Pulsed laser ablation of pyrolytic graphite with a 4-J / cm2 KrF laser in backgrounds of air, argon, nitrogen, and helium at pressures up to 10 Torr was performed to study the plume dynamics. Optical emission imaging with a 2-ns gated intensified charged-coupled device camera was used to determine shock front positions and plume trajectories for characterization by free expansion, Sedov–Taylor (ST) blast, and drag models. The plume expands with initial Mach numbers of M = 55, decreasing to M ∼ 20 as the emission becomes too weak to detect. The plumes begin with a planar shock front and thickness of a few mean free paths, but evolve to higher dimensionality, n, depending on pressure and mass of the background gas. The ST energy released in the sudden ablation is typically 33% the laser pulse energy. Blast energy and plume dimensionality are correlated with stopping distances, which are typically greater than 103 mean free paths. Upper bounds for the mass ablated (1 to 2 μg / pulse) and hole depth (∼88 to 183 nm) are inferred from the shock kinetic energy relative to laser pulse energy. The inferred hole depth ranges from 0.32 to 0.67 percent of the thermal diffusion length as the pressure increases from 1 to 10 Torr for these conditions where the fluence is just above twice the ablation threshold.

中文翻译：

---

脉冲激光烧蚀石墨过程中的冲击锋面行为

在空气，氩气，氮气和氦气的背景下，在高达10 Torr的压力下，用4-J / cm2 KrF激光对热解石墨进行脉冲激光烧蚀，以研究羽流动力学。
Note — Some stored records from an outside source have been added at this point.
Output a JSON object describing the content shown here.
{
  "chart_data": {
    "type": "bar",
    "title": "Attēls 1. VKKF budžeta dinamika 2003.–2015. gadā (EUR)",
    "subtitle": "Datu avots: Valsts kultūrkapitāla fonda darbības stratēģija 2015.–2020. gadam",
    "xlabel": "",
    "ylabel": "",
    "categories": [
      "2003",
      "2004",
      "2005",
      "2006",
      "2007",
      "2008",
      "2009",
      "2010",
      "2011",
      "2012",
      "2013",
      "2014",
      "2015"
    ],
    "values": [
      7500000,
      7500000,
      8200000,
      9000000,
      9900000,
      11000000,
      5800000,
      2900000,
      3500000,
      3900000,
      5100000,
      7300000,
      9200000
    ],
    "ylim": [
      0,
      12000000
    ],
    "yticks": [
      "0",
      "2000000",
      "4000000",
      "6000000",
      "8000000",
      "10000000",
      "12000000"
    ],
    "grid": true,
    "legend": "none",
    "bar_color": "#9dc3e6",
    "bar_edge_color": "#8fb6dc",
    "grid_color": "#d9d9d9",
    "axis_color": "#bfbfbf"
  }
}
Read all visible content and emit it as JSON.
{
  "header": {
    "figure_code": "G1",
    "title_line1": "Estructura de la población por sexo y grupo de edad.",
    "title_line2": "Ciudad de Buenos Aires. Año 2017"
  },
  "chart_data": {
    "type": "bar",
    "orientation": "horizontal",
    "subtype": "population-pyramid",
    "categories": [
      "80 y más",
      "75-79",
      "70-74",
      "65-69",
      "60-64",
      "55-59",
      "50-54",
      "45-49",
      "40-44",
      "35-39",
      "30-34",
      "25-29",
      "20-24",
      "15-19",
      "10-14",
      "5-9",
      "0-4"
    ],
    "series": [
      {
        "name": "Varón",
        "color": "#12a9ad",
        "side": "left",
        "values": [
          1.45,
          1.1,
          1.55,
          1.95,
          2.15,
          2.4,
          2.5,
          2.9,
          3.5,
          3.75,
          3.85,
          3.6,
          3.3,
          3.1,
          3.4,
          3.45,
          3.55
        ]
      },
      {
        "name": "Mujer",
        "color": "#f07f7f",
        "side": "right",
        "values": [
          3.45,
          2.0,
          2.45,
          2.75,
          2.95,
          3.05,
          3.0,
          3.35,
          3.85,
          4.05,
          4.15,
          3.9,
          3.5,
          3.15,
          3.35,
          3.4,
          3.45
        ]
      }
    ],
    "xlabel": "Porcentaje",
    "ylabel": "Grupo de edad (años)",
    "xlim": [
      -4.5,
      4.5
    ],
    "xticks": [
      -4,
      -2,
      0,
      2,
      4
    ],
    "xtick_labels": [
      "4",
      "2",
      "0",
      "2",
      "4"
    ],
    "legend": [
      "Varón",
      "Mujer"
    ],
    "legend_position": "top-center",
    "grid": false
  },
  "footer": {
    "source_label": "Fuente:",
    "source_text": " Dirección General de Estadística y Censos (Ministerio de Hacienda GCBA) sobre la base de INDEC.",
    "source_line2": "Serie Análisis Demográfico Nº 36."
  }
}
使用2纳秒选通的增强型电荷耦合器件照相机进行的光发射成像可用于确定冲击波的前部位置和羽流轨迹，以通过自由扩展，Sedov-Taylor（ST）爆炸和阻力模型进行表征。羽流以初始Mach数M = 55膨胀，随着发射变得太弱而无法检测，减小到M〜20。羽流以平面冲击波前开始，并具有一些平均自由程的厚度，但根据背景气体的压力和质量，逐渐发展为更高的维数n。突然消融中释放的ST能量通常为激光脉冲能量的33％。爆炸能量和羽流尺寸与停止距离相关，该距离通常大于103个平均自由程。从相对于激光脉冲能量的冲击动能推断出烧蚀质量（1至2μg/脉冲）和孔深度（约88至183 nm）的上限。在这些通量刚好大于消融阈值两倍的情况下，当压力从1Torr增加到10Torr时，推断出的孔深度为热扩散长度的0.32％至0.67％。